Greens for, SPD against

Rolf Mützenich, a foreign policy expert for the Social Democrats, believes that ultimately arms shipments would not improve the situation. In Iraq, he said, there is no shortage of weapons.

"More than $12 billion have been spent in recent years for weapons," he said in an interview with German public radio WDR on Monday. The sticking point, he said, is that the various groups in Iraq are not prepared to act together and take on their common enemy. "I think we must concentrate on that and the fact that any weapons could also possibly be used in a new civil war." Germany, he added, should work with other Western states to help establish a national unity government in Iraq.

Cem Özdemir Foto: Peter Endig/dpa
Özdemir: Kurdish peshmerga fighters have saved thousands of lives, "not with yoga mats but with weapons"Image: picture-alliance/dpa

Of all people, it's been the Greens who have spoken out in favor of weapons shipments. Speaking on public TV broadcaster ARD, party leader Cem Özdemir said the Kurdish peshmerga fighters have already saved the lives of thousands of Yazidis.

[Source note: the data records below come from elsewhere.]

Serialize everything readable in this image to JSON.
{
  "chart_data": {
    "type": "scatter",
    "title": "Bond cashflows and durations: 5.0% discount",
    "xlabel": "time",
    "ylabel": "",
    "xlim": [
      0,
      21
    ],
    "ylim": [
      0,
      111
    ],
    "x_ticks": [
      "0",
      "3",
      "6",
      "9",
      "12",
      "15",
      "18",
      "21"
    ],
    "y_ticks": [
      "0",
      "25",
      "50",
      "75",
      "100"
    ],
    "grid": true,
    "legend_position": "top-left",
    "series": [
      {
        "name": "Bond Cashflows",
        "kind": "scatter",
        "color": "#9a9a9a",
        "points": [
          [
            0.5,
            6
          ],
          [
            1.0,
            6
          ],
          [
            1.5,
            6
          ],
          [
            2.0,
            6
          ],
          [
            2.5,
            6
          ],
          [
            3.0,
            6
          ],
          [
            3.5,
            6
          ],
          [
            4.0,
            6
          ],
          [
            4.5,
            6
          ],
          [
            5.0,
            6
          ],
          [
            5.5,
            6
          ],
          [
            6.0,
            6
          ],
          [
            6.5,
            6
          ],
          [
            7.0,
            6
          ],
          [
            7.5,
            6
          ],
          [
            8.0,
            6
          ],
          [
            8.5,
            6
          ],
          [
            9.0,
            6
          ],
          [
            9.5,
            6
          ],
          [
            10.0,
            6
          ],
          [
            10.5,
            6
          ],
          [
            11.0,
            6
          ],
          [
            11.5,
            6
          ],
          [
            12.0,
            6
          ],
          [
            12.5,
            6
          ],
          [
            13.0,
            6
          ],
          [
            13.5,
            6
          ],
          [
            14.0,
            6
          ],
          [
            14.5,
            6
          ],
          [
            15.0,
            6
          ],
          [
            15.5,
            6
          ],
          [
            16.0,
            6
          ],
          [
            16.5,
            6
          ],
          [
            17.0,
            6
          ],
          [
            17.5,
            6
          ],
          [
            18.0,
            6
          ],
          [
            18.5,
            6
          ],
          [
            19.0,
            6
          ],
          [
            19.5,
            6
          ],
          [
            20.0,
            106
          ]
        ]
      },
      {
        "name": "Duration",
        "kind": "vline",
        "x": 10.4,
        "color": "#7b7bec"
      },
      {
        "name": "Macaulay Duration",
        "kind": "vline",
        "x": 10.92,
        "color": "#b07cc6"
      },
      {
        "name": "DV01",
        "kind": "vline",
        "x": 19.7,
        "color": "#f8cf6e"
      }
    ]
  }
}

"They didn't do this with yoga mats but with weapons. And they received these weapons from the Americans," he pointed out, adding that he saw nothing wrong with it. Given the unimaginable cruelty and danger of the IS militants, Özdemir said he understood the US decision to support the Kurdish fighters with arms.The world community must not allow the Yazidis and Christians, who have lived in the border region for millennia, be wiped out, he added.

The Left wants to back PKK

Left Party politicians have rejected both the proposed arms shipments and the US military actions. They say it won't be the US airstrikes that save tens of thousands of lives, but the actions of the Kurdish militias, "especially the guerrilla fighters of the Kurdistan Workers' Party (PKK)," said Left parliamentarian Ulla Jelpke. She is currently travelling in the Kurdish region and has said that refugees are in urgent need of humanitarian support.

Speaking with ARD on Monday, Left Party leader Gregor Gysi also said he was against the US airstrikes. But, he gave his full support to airdrops containing food and water for the refugees. He said that the real tragedy, however, is that the current conflict wouldn't exist without the previous war in Iraq.

"We must finally learn that wars do not solve people's problems, but instead make them worse," Gysi said.